A low-cost housing project for workers in Hlaing Tharyar township has been delayed by squatters who refuse to vacate land set aside for the project.
The prevalance of squatters at the low-cost housing site has kept the project from moving forward. Photo: Aung Htay Hlaing / The Myanmar TimesThe prevalance of squatters at the low-cost housing site has kept the project from moving forward. Photo: Aung Htay Hlaing / The Myanmar Times
Though the land for the Shwe Lan Bin housing project has been rented, a stubborn group of squatters are demanding payments of up to K15 million (US$12,100) each before moving out, according to officials.
“We haven’t been able to start construction because the squatters are still there,” said Hlaing Thayar industrial zone management committee chair U Myat Thin Aung.
The project is to sit on 16 acres of land, offering homes for workers from Hlaing Tharyar and nearby Shwe Pyi Thar industrial zones. There are to be 26 different buildings that are five storeys tall with 12 rooms each for a total of 1560 units, with 480 units built in the first phase.
The land has already been rented from the Department of Urban and Housing Development under the Ministry of Commerce, and tentative construction has begun, though progress is now held up by the squatters. U Myat Thin Aung said representatives are now trying to bargain with the residents.

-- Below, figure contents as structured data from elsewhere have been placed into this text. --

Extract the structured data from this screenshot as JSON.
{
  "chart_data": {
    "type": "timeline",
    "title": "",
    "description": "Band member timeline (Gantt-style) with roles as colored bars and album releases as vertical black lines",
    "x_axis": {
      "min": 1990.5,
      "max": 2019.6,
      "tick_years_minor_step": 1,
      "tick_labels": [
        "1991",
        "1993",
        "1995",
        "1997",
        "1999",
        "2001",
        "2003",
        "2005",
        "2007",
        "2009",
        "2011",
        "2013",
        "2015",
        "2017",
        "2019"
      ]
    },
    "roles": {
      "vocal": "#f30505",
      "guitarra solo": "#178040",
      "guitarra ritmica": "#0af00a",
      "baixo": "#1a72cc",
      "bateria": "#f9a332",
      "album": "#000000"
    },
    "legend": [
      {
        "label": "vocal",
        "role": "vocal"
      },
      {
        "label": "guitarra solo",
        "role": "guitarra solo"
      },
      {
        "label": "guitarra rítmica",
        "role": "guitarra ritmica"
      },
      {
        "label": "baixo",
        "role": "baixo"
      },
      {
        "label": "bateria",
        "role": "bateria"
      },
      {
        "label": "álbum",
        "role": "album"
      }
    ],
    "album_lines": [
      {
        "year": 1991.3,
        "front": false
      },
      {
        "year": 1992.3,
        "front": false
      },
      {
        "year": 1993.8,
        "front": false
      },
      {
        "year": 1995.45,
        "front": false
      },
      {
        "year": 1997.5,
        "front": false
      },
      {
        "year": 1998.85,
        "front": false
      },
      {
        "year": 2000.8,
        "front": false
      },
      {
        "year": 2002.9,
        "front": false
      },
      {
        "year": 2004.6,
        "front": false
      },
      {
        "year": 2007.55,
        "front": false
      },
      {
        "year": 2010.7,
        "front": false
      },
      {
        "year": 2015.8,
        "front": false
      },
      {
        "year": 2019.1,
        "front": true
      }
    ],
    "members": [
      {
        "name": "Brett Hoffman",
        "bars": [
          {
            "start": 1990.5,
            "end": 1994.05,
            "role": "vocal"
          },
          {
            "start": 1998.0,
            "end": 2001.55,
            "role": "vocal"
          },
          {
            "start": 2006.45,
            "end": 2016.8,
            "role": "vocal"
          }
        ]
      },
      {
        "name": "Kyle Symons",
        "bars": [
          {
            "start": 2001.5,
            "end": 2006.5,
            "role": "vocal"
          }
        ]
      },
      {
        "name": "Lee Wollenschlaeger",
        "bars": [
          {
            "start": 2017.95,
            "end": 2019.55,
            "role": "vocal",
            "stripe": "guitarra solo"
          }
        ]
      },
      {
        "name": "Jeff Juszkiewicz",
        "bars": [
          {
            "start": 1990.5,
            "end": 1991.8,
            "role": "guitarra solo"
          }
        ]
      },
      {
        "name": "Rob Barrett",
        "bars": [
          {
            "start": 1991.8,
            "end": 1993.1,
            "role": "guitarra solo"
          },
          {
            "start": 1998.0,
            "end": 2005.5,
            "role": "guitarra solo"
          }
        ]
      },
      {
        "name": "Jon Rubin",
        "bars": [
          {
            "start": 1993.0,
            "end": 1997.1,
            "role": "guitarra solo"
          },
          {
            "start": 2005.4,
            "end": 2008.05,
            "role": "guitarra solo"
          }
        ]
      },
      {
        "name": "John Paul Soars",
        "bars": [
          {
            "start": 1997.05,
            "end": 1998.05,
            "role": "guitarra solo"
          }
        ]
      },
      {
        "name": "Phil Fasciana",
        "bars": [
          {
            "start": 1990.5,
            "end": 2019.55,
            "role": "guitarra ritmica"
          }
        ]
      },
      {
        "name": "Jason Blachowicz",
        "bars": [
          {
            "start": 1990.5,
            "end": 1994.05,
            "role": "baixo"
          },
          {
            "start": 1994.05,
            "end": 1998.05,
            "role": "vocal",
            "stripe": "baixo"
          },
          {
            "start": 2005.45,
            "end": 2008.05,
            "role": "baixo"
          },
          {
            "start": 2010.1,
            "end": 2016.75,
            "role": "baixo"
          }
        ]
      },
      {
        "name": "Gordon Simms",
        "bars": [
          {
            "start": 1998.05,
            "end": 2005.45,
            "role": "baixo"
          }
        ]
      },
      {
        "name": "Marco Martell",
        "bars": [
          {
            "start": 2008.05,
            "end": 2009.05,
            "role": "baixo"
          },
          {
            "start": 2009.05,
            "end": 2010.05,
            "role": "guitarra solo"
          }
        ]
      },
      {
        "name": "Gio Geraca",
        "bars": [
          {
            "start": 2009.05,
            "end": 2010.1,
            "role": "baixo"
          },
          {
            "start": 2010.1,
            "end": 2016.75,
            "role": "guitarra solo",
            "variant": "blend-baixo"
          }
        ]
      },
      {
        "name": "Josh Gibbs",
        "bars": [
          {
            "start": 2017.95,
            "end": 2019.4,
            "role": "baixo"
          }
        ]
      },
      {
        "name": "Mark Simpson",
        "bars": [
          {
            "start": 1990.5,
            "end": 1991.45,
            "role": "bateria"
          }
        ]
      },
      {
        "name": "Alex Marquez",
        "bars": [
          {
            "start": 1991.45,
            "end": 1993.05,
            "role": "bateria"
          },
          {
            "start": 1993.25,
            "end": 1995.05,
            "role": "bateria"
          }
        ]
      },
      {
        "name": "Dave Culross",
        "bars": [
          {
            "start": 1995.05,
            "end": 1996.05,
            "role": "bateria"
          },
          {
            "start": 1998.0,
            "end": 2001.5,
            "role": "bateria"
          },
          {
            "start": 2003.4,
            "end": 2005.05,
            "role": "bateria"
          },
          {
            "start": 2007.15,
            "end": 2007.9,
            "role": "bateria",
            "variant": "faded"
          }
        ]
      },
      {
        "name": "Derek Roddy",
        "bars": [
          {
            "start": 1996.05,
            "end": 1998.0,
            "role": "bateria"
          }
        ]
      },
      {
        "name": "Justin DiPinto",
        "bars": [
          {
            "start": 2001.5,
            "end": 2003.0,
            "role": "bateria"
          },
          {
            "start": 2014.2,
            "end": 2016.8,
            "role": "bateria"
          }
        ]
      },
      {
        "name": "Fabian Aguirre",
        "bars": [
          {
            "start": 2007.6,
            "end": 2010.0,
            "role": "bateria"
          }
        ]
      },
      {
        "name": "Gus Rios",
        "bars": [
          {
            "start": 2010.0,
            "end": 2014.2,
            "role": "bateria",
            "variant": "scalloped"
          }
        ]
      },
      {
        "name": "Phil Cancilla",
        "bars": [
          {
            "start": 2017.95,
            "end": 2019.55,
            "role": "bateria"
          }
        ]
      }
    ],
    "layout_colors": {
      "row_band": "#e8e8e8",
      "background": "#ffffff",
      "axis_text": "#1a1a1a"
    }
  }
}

The situation is similar to Shwe Pyi Thar industrial zone, which also is attempting to address the problem of squatters to build staff housing.
“They are demanding up to K15 million, but we’re hoping they’re satisfied with K4.5 million at the end,” he said.
“Construction cannot start at the site as the people are still there.”
Each unit of the planned building is to be about 18 feet by 18 feet. Supplied with water and electricity connections, the planners estimate selling the units at around K8 million, in an effort to make them affordable for workers.
Some business and factories which need to house workers have booked units with the intention of letting them to workers. Factory owners will be able to pay with a five-part installment plan.
Planners say they anticipate spending about K3.2 billion ($2.4 million) in total on the project. The frame of the structure was originally intended to be finished by the end of October, though this may be delayed if the problem of squatters continues.
While this project is being built by the industrial zone administration committee, the Ministry of Labour has also announced plans to build near rental housing for labourers.
The Department of Urban and Housing Development has lent several plots of land to various industrial zone administration committees to build staff housing. More such housing is planned in the Eastern New Dagon industrial zone, for instance.
“Staff housing is intended to be built on other industrial zones,” said U Tun Myint Aung, a deputy director at the department.
“They will also be built and placed [with people] under the committees’ plan.”